Published August 11, 2011

Kids might notice some of their favorite menu items are missing when they return to school cafeterias this fall, as a new federal law and changing school regulations increasingly dictate what’s on their plates. The Healthy, Hunger-Free Kids Act, signed in December 2010 as part of First Lady Michelle Obama’s anti-obesity campaign, requires schools to limit fat, sodium, and cholesterol while offering more fruits, vegetables, and whole grains. One of the most contentious cuts in some districts: flavored milk. 

Kids like it. But administrators at the Los Angeles Unified School District—the nation’s second-largest, with approximately 688,000 students—worry the high fructose corn syrup in chocolate, vanilla, and strawberry-flavored milk is making kids fat.

Schools in the District of Columbia, Boulder Valley, Colorado, and Berkeley, California have also banned the flavored beverages, which dairy groups say make up 70 percent of all the milk kids drink. Federal regulations still allow fat-free chocolate milk and fat-free or 1 percent regular milk.

‘Good Intentions . . . Bad Consequences’
New York City, with the largest school district in the nation, allows fat-free chocolate milk, but its days may be numbered. The district aims to phase out all products containing high fructose corn syrup, said Marge Feinberg, spokeswoman for the NYC Department of Education. 

With one in three American kids packing extra pounds, changing school food is a politically popular move, but it has unintended costs.

“Good intentions can lead to bad consequences,” Rep. Duncan Hunter (R–CA) testified in May before the House Education and Workforce Committee. “The recent child nutrition law is one more in a series of burdens placed on states and schools already strained by a tough economy.” Weighty Costs to Schools, StatesThe new regulations will cost nearly $7 billion over the next five years, while a combined deficit of $144 billion currently weighs down 44 states and the District of Columbia. 

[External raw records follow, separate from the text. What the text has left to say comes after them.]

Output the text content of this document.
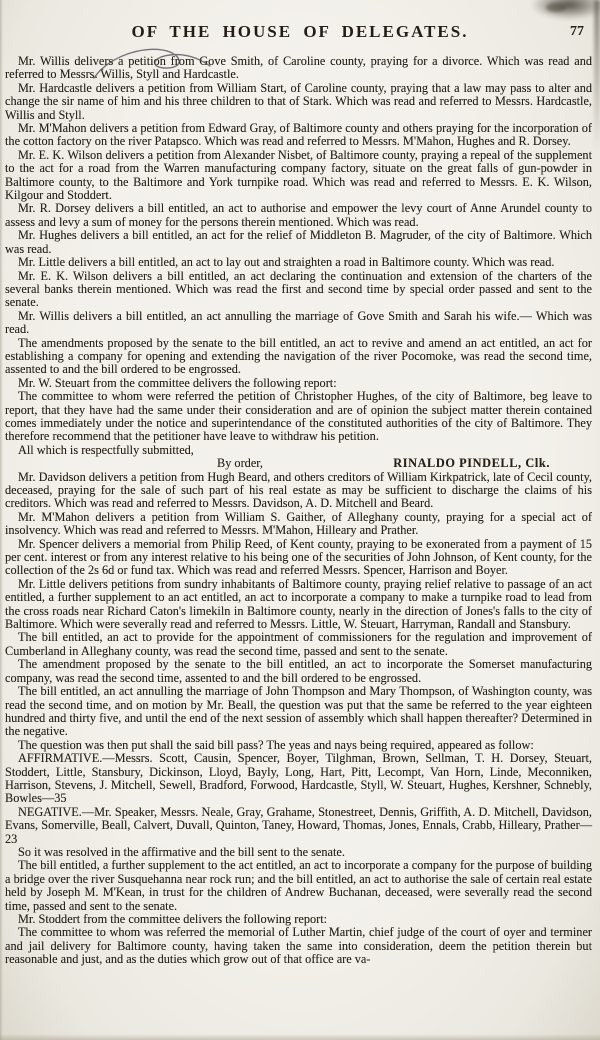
OF THE HOUSE OF DELEGATES.	77

Mr. Willis delivers a petition from Gove Smith, of Caroline county, praying for a divorce. Which was read and referred to Messrs. Willis, Styll and Hardcastle.

Mr. Hardcastle delivers a petition from William Start, of Caroline county, praying that a law may pass to alter and change the sir name of him and his three children to that of Stark. Which was read and referred to Messrs. Hardcastle, Willis and Styll.

Mr. M'Mahon delivers a petition from Edward Gray, of Baltimore county and others praying for the incorporation of the cotton factory on the river Patapsco. Which was read and referred to Messrs. M'Mahon, Hughes and R. Dorsey.

Mr. E. K. Wilson delivers a petition from Alexander Nisbet, of Baltimore county, praying a repeal of the supplement to the act for a road from the Warren manufacturing company factory, situate on the great falls of gun-powder in Baltimore county, to the Baltimore and York turnpike road. Which was read and referred to Messrs. E. K. Wilson, Kilgour and Stoddert.

Mr. R. Dorsey delivers a bill entitled, an act to authorise and empower the levy court of Anne Arundel county to assess and levy a sum of money for the persons therein mentioned. Which was read.

Mr. Hughes delivers a bill entitled, an act for the relief of Middleton B. Magruder, of the city of Baltimore. Which was read.

Mr. Little delivers a bill entitled, an act to lay out and straighten a road in Baltimore county. Which was read.

Mr. E. K. Wilson delivers a bill entitled, an act declaring the continuation and extension of the charters of the several banks therein mentioned. Which was read the first and second time by special order passed and sent to the senate.

Mr. Willis delivers a bill entitled, an act annulling the marriage of Gove Smith and Sarah his wife.— Which was read.

The amendments proposed by the senate to the bill entitled, an act to revive and amend an act entitled, an act for establishing a company for opening and extending the navigation of the river Pocomoke, was read the second time, assented to and the bill ordered to be engrossed.

Mr. W. Steuart from the committee delivers the following report:

The committee to whom were referred the petition of Christopher Hughes, of the city of Baltimore, beg leave to report, that they have had the same under their consideration and are of opinion the subject matter therein contained comes immediately under the notice and superintendance of the constituted authorities of the city of Baltimore. They therefore recommend that the petitioner have leave to withdraw his petition.

All which is respectfully submitted,

By order,	RINALDO PINDELL, Clk.

Mr. Davidson delivers a petition from Hugh Beard, and others creditors of William Kirkpatrick, late of Cecil county, deceased, praying for the sale of such part of his real estate as may be sufficient to discharge the claims of his creditors. Which was read and referred to Messrs. Davidson, A. D. Mitchell and Beard.

Mr. M'Mahon delivers a petition from William S. Gaither, of Alleghany county, praying for a special act of insolvency. Which was read and referred to Messrs. M'Mahon, Hilleary and Prather.

Mr. Spencer delivers a memorial from Philip Reed, of Kent county, praying to be exonerated from a payment of 15 per cent. interest or from any interest relative to his being one of the securities of John Johnson, of Kent county, for the collection of the 2s 6d or fund tax. Which was read and referred Messrs. Spencer, Harrison and Boyer.

Mr. Little delivers petitions from sundry inhabitants of Baltimore county, praying relief relative to passage of an act entitled, a further supplement to an act entitled, an act to incorporate a company to make a turnpike road to lead from the cross roads near Richard Caton's limekiln in Baltimore county, nearly in the direction of Jones's falls to the city of Baltimore. Which were severally read and referred to Messrs. Little, W. Steuart, Harryman, Randall and Stansbury.

The bill entitled, an act to provide for the appointment of commissioners for the regulation and improvement of Cumberland in Alleghany county, was read the second time, passed and sent to the senate.

The amendment proposed by the senate to the bill entitled, an act to incorporate the Somerset manufacturing company, was read the second time, assented to and the bill ordered to be engrossed.

The bill entitled, an act annulling the marriage of John Thompson and Mary Thompson, of Washington county, was read the second time, and on motion by Mr. Beall, the question was put that the same be referred to the year eighteen hundred and thirty five, and until the end of the next session of assembly which shall happen thereafter? Determined in the negative.

The question was then put shall the said bill pass? The yeas and nays being required, appeared as follow:

AFFIRMATIVE.—Messrs. Scott, Causin, Spencer, Boyer, Tilghman, Brown, Sellman, T. H. Dorsey, Steuart, Stoddert, Little, Stansbury, Dickinson, Lloyd, Bayly, Long, Hart, Pitt, Lecompt, Van Horn, Linde, Meconniken, Harrison, Stevens, J. Mitchell, Sewell, Bradford, Forwood, Hardcastle, Styll, W. Steuart, Hughes, Kershner, Schnebly, Bowles—35

NEGATIVE.—Mr. Speaker, Messrs. Neale, Gray, Grahame, Stonestreet, Dennis, Griffith, A. D. Mitchell, Davidson, Evans, Somerville, Beall, Calvert, Duvall, Quinton, Taney, Howard, Thomas, Jones, Ennals, Crabb, Hilleary, Prather—23

So it was resolved in the affirmative and the bill sent to the senate.

The bill entitled, a further supplement to the act entitled, an act to incorporate a company for the purpose of building a bridge over the river Susquehanna near rock run; and the bill entitled, an act to authorise the sale of certain real estate held by Joseph M. M'Kean, in trust for the children of Andrew Buchanan, deceased, were severally read the second time, passed and sent to the senate.

Mr. Stoddert from the committee delivers the following report:

The committee to whom was referred the memorial of Luther Martin, chief judge of the court of oyer and terminer and jail delivery for Baltimore county, having taken the same into consideration, deem the petition therein but reasonable and just, and as the duties which grow out of that office are va-
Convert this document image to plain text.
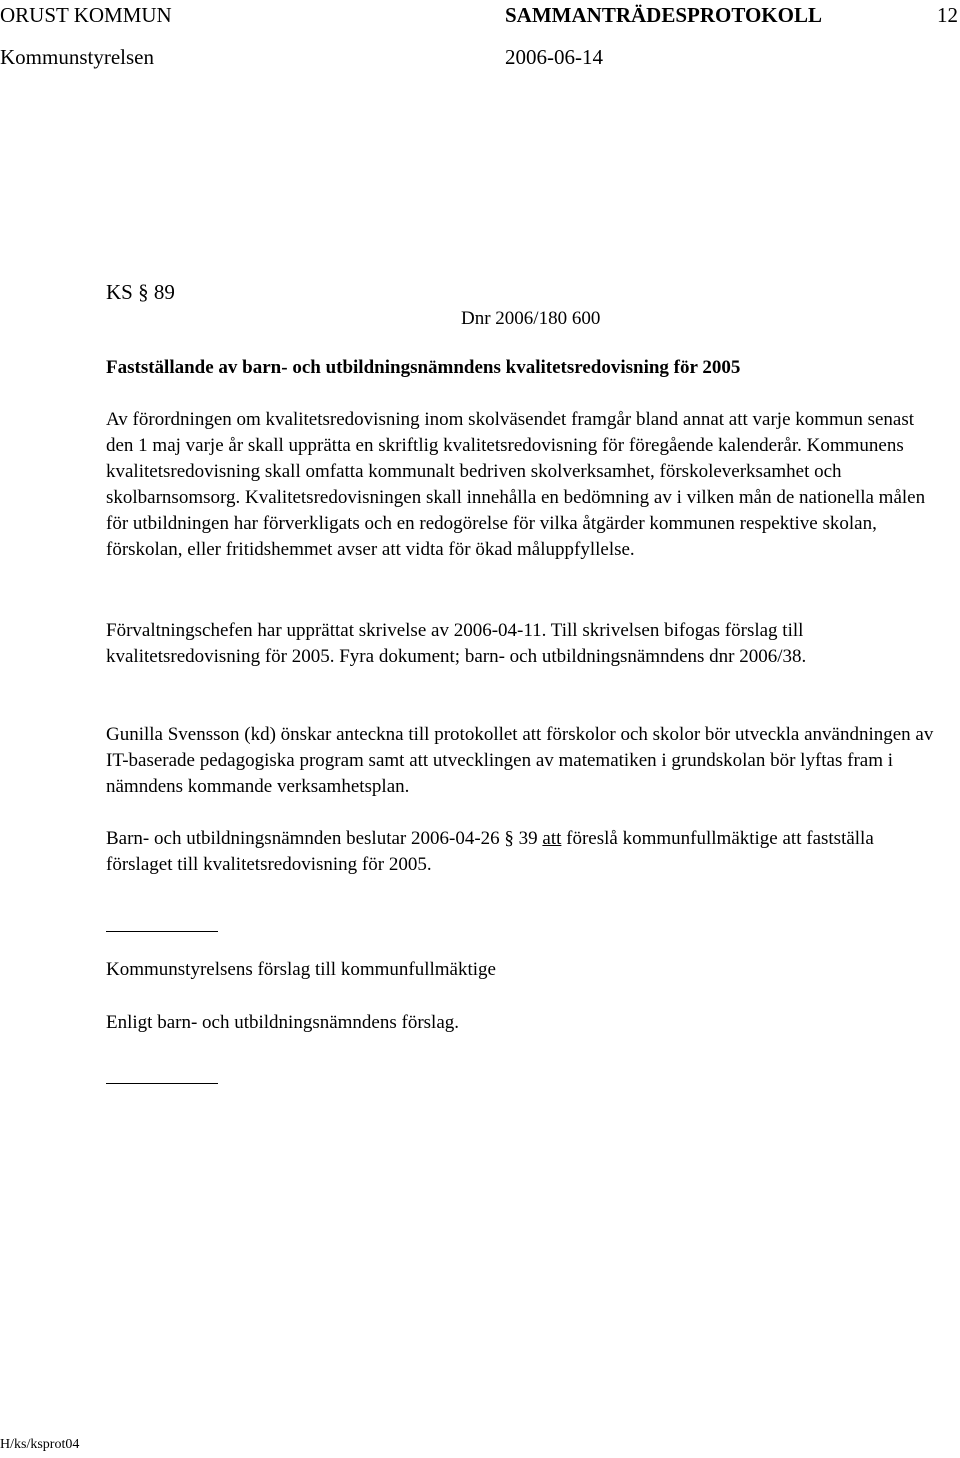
ORUST KOMMUN	SAMMANTRÄDESPROTOKOLL	12
Kommunstyrelsen	2006-06-14
KS § 89
Dnr 2006/180 600
Fastställande av barn- och utbildningsnämndens kvalitetsredovisning för 2005

Av förordningen om kvalitetsredovisning inom skolväsendet framgår bland annat att varje kommun senast den 1 maj varje år skall upprätta en skriftlig kvalitetsredovisning för föregående kalenderår. Kommunens kvalitetsredovisning skall omfatta kommunalt bedriven skolverksamhet, förskoleverksamhet och skolbarnsomsorg. Kvalitetsredovisningen skall innehålla en bedömning av i vilken mån de nationella målen för utbildningen har förverkligats och en redogörelse för vilka åtgärder kommunen respektive skolan, förskolan, eller fritidshemmet avser att vidta för ökad måluppfyllelse.

Förvaltningschefen har upprättat skrivelse av 2006-04-11. Till skrivelsen bifogas förslag till kvalitetsredovisning för 2005. Fyra dokument; barn- och utbildningsnämndens dnr 2006/38.

Gunilla Svensson (kd) önskar anteckna till protokollet att förskolor och skolor bör utveckla användningen av IT-baserade pedagogiska program samt att utvecklingen av matematiken i grundskolan bör lyftas fram i nämndens kommande verksamhetsplan.

Barn- och utbildningsnämnden beslutar 2006-04-26 § 39 att föreslå kommunfullmäktige att fastställa förslaget till kvalitetsredovisning för 2005.

Kommunstyrelsens förslag till kommunfullmäktige
Enligt barn- och utbildningsnämndens förslag.
H/ks/ksprot04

Kids will have to take three of five food items offered at breakfast and four of five at lunch, all meeting federal nutrition requirements, or schools won’t be reimbursed by the federal government. That means food kids don’t want will end up in the trash, observed Rachel Sheffield, an education research assistant at the Heritage Foundation.

Complying with the new law will cost schools an additional 25 cents per breakfast and 7 cents per lunch. To make up the difference for reduced-price and free-lunch meals, districts will have to charge more to parents who pay full price for their children’s meals. That constitutes a “tax hike on middle-class families,” Duncan said.

Without the option of flavored milk, kids don’t drink as much milk and thus miss essential nutrients such as calcium and vitamin D, states the Dairy Council of California. An industry study found milk consumption decreased 35 percent when chocolate milk was banned from cafeterias. 

More Sugar in Juice
The dairy industry has a lot to lose if kids don’t drink milk, but other organizations agree flavored milks are more nutritious than no milk at all. The American Academy of Pediatrics recommends low-fat flavored milks for children who won’t drink regular milk. 

“Adding a limited amount of sugars to foods that provide important nutrients—such as whole-grain cereal, flavored milk or yogurt—to improve their taste, especially for children, is a better use of added sugars than nutrient-poor, highly sweetened foods,” according to the American Heart Association.

LA Unified school board member Tamar Galatzan, who voted against the milk ban, told the Los Angeles Times the board is “demonizing milk,” noting the district serves juices that contain up to 29 grams of sugar, while eight ounces of fat-free chocolate milk contain 20 grams. 

Kids get up to half of their daily calories at school, says the website for the First Lady’s obesity-reduction initiative, Let’s Move. But schools can’t control what kids eat at home or how many hours they spend watching television instead of playing outside.

“It has to start with the family,” Sheffield said. “Whether or not a child is eating well, that’s going to come from … what guidance a child receives.”